Walmart has made several efforts to catch up to Amazon this year, including offering next-day delivery on thousands of items and a new $98 same-day grocery delivery subscription that's now available from 1,400 of its Supercenters.

But diving into Walmart's earnings results and management's commentary shows the company still has a lot of work to do in order to catch up with Amazon.

A man holding Walmart.com boxes and turning a doorknob.

Image source: Walmart.

Walmart's winning grocery budgets

Walmart has invested a lot in its grocery business over the last couple years, and it's paid off handsomely. Grocery comparable sales grew in the mid-single-digit percentage last quarter. That compares to 2.2% identical-store sales at Kroger (NYSE:KR) in the second quarter.

Walmart's digital sales growth still comes primarily from consumers shifting their grocery shopping online and choosing Walmart.com instead of their nearby supermarket. Kroger is also experiencing strong growth in online sales, up 31% in the second quarter, despite not having the same reach as Walmart. Kroger also charges a convenience fee for online orders, but recently announced plans to remove that fee in some markets.

"Our strength is being driven by food, which is good, but we need even more progress on Walmart.com with general merchandise," CEO Doug McMillon said in his commentary on Walmart's third-quarter results. "We need to translate this repetitive food and consumable volume into a stronger Walmart.com business that's profitable over time."

Walmart is reportedly set to lose $1 billion from its e-commerce efforts this year. It's downsized some over the last few months, shedding Modcloth and culling other parts of its digital portfolio. Management said the online business showed operational leverage in the third quarter. 

Still, the best way to improve profitability is to sell goods with wider profit margins. Groceries have some of the thinnest margins in retail. When you add fulfillment costs to the mix, it's no wonder Walmart's losing tons of money on its online sales.

Walmart has certainly done a good job at convincing consumers to use its website more often. A recent survey from First Insight found Walmart is seeing an increase in shopper preference over Amazon. But those shoppers appear to be leaning on Walmart.com specifically for grocery items, while Amazon continues to see general merchandise sales climb.

Amazon is taking away general merchandise sales

Walmart's struggle to grow general merchandise sales online is exacerbated by Amazon's recent efforts to improve Prime. The online retail giant started offering one-day delivery on millions of items over the summer, and it quietly reduced the order threshold on inexpensive convenience items. Shoppers typically run to a brick-and-mortar store for those items because they need them quickly, but Amazon's one-day shipping makes it a more convenient option for more people.

Amazon is still the first place shoppers consider when they think about general merchandise. The head of Walmart's U.S. e-commerce, Marc Lore, even admitted shoppers don't have a reason to think, "Oh yeah!

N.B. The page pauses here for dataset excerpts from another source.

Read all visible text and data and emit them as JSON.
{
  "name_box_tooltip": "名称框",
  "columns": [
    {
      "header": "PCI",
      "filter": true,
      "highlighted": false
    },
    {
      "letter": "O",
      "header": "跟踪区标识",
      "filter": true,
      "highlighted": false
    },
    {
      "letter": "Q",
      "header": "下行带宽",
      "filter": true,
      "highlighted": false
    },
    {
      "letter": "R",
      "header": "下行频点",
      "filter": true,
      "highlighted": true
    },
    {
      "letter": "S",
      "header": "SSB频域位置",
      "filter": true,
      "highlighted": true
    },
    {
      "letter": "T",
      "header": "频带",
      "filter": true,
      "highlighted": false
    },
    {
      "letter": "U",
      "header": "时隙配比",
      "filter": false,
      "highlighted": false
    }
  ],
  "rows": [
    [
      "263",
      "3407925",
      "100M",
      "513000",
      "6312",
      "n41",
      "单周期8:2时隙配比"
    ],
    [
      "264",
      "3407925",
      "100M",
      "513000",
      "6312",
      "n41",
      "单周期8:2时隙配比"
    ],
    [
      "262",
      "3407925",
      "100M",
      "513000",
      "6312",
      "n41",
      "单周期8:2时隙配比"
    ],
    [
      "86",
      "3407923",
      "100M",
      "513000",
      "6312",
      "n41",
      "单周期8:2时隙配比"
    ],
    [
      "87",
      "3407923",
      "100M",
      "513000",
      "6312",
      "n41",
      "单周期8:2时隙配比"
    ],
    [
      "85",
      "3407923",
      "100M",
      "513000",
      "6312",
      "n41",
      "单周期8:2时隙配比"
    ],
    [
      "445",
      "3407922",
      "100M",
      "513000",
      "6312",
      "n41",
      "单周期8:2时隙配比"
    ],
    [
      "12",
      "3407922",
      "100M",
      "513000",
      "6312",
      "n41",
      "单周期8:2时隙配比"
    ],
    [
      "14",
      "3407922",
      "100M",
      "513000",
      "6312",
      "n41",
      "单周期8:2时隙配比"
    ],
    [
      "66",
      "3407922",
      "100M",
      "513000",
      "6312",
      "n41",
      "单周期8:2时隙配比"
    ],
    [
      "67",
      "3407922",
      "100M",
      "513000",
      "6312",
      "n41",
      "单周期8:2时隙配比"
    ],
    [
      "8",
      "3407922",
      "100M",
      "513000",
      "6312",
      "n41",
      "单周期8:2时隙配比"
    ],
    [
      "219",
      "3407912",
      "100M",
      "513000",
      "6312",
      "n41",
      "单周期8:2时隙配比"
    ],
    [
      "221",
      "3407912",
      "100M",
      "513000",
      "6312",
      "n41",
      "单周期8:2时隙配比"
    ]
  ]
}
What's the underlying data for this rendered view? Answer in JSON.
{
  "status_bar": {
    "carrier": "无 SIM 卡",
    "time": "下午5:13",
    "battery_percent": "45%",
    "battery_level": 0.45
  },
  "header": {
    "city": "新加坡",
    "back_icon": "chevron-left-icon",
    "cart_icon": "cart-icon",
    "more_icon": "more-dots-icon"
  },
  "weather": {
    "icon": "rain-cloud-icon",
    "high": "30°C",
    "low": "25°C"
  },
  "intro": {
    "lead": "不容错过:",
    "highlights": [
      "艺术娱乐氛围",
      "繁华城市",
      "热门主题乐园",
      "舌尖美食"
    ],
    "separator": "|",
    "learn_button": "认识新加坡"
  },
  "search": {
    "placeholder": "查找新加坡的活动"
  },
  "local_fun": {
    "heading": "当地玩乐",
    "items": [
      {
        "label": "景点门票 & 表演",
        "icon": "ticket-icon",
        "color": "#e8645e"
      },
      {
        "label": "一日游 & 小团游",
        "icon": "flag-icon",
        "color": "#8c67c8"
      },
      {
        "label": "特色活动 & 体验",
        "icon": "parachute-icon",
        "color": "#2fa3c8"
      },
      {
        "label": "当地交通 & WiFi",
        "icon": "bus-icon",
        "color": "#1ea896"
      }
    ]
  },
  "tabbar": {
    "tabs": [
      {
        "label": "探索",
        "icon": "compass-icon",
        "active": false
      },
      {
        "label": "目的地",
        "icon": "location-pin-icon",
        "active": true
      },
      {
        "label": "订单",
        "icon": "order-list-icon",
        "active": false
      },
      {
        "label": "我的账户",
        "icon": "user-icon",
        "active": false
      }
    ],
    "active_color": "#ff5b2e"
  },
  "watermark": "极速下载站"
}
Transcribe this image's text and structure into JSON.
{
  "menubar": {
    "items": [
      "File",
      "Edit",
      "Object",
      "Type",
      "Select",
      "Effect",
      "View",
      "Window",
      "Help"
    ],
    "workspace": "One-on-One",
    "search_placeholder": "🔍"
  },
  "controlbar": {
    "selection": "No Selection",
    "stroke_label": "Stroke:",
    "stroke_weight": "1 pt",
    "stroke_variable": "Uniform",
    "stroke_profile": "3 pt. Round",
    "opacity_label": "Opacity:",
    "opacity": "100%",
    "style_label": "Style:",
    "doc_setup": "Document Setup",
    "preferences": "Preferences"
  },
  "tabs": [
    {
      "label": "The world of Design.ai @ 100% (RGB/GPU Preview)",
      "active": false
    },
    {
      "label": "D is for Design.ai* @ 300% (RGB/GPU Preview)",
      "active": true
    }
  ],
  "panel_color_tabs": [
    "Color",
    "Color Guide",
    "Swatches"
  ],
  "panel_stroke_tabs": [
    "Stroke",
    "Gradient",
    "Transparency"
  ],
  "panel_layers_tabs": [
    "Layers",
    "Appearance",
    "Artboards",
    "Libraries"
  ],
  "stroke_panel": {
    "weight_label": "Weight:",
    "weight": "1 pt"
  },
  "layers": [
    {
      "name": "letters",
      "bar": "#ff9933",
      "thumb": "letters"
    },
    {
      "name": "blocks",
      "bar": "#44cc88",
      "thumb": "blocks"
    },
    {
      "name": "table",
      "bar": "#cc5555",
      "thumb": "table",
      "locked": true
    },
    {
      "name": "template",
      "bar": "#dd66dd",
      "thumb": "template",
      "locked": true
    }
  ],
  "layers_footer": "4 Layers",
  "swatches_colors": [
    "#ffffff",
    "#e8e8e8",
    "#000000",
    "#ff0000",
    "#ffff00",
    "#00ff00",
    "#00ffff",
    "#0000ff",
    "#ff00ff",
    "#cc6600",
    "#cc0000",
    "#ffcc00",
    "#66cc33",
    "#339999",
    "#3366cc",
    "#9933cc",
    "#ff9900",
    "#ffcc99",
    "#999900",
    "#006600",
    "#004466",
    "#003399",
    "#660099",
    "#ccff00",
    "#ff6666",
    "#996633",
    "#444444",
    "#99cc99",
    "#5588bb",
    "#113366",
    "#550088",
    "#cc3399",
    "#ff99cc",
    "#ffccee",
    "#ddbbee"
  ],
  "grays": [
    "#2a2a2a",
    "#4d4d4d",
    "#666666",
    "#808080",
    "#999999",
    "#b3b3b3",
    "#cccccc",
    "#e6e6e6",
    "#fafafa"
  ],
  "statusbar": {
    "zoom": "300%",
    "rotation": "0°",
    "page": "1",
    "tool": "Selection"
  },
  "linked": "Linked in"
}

I'm gonna use Walmart.com," at a recent conference.

He believes that can change over time if it starts delivering more general merchandise through its Delivery Unlimited program. That said, other same-day grocery and general merchandise delivery services like Target's Shipt have failed to significantly cut into Amazon's dominance.

There's a lot more innovation Walmart needs to do if it wants to compete for more profitable online sales. While the success in grocery is great, "there is more work to do," as McMillon said in his remarks.